What is the expected life of a state of the art production board? Really, an interesting question to consider. From my personal point of view, it would have to be substantial, but I often wonder what other folks expect. I have to believe that the construction integrity of today's products are fairly robust overall, because I don't think that customers would tolerate a product that self destructed in one to two years. As a result, I think the potential for an extended product life is there.

As Ian has pointed out above, I have to think that it's an absolute given that brand designers are highly incentivized to keep the crank turning, especially in a seasonal sport like windsurfing. There's a lot of competition out there, and a company's primary strategic goals must include standing out in the crowd, attracting paying customers and ultimately increasing market share. One can expect that yearly changes will run the spectrum from evolving concept designs, construction improvements/enhancements and presentation graphics.

But, is change always indicative of an ever increasing series of better products? Of course, a very arguable point. Yet, assuming that a customer buys a product that's outstanding in every way, how long does the satisfaction and interest last? In my opinion, I think that its crucial that a customer be happy and proud of their chosen product, even after newer more fashionable products are released over the years. Still, I often wonder if this is true for the majority of folks out there, particularly in such a fast paced environment the places newness above more practical concerns.

25th May 2007 01:01 AM
RE: 2008 isonic's

I think Starboard is not changing unless it, in some given perspective, is necessary. Every year there are a boards that are not changed simply because no protos tested significantly better than current models.

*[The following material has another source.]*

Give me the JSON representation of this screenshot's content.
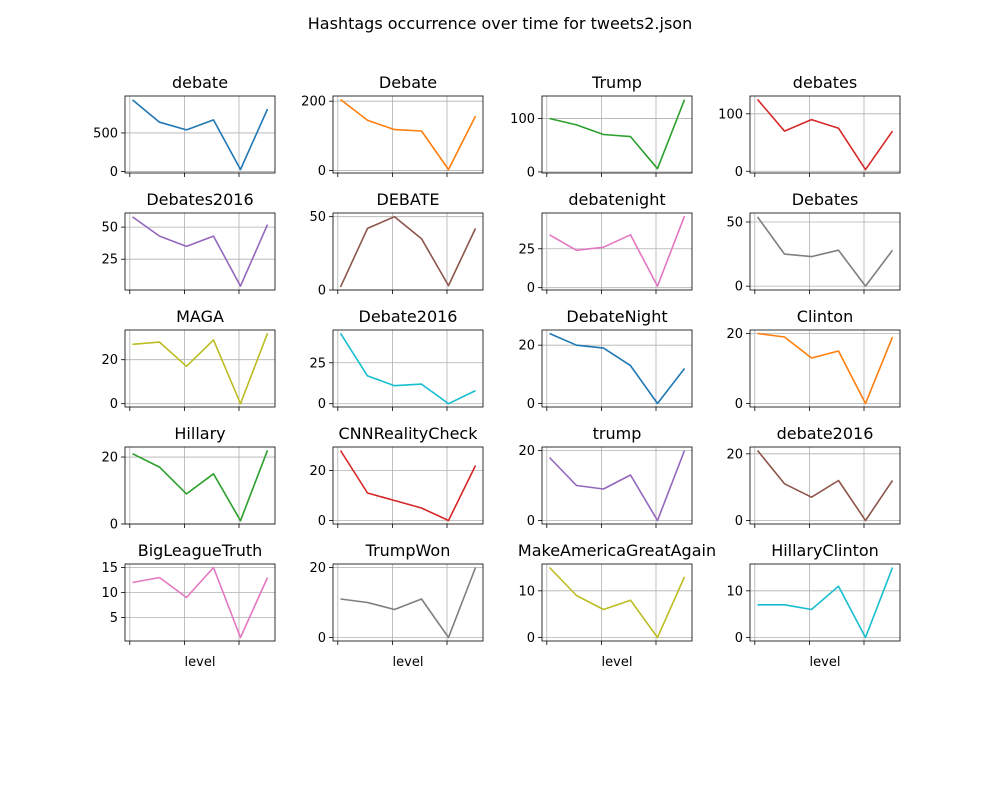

But it is still a fact that for slalom and racing, the margins are smaller. In the PWA slalom 42 format the racers have to use standard equipment and for these sailors, winning is everything. I would rather say its a challange to design the stuff to have world cup winning speed and still be easy for the general public to use. Both S-types and iSonics are proven success stories when it comes to this.
24th May 2007 11:58 PM
RE: 2008 isonic's


sorry I forgot to mention. 100% of F1 cars are purpose built for racing in the hands of F1 drivers and absolutely none of them is going to be used by the general public. While almost 100% of production boards are used by the general public, few of them by racers and very very few by top notch racers that can be compared to the equivalent of F1 drivers.
New models are OK, but please don't ask me to believe that changing everything every year is necessary. I guess that if yourself were asked to choose between an '06 PA 80 and a '07 PA80...
24th May 2007 06:35 PM
RE: 2008 isonic's

If there were changes they would be on ISAF if going by last few years.
24th May 2007 06:33 PM
RE: 2008 isonic's

Hi Ian,

of course, it was a boutade... I will wait and check everything. I am rather satisfied with Starboard boards right now. CA are interesting nevertheless, and their lineup changed just now since when I bought my Sonic in February 2006, which is something I appreciate.
As for the new model frenzy, I understand you hold your point, but I still do not agree. F1 racing cars are really leading edge tech, every new advancements are immediately used there, just think about the effects of advanced metallurgy on the combustion chambers temperatures, or new electronics on motor and body management. Nothing like that in windsurfing: aerodynamics, hydrodynamics and plastic composites are the same since years or decades. There is some change coming from the customers' ability or will to purchase more expensive stuff, that led us from PE and ASA to carbon sandwich; but by sure no need for yearly change because of any breakthrough innovation or even incremental advancement in science or technology.
Materials manufacturers would like us to believe this all is necessary; but at least some of us would prefer slower obsolescence, even if the trade off was some slight barely sensible performance enhancement. I regard almost every "advancement" as an amendment of previous models in reality.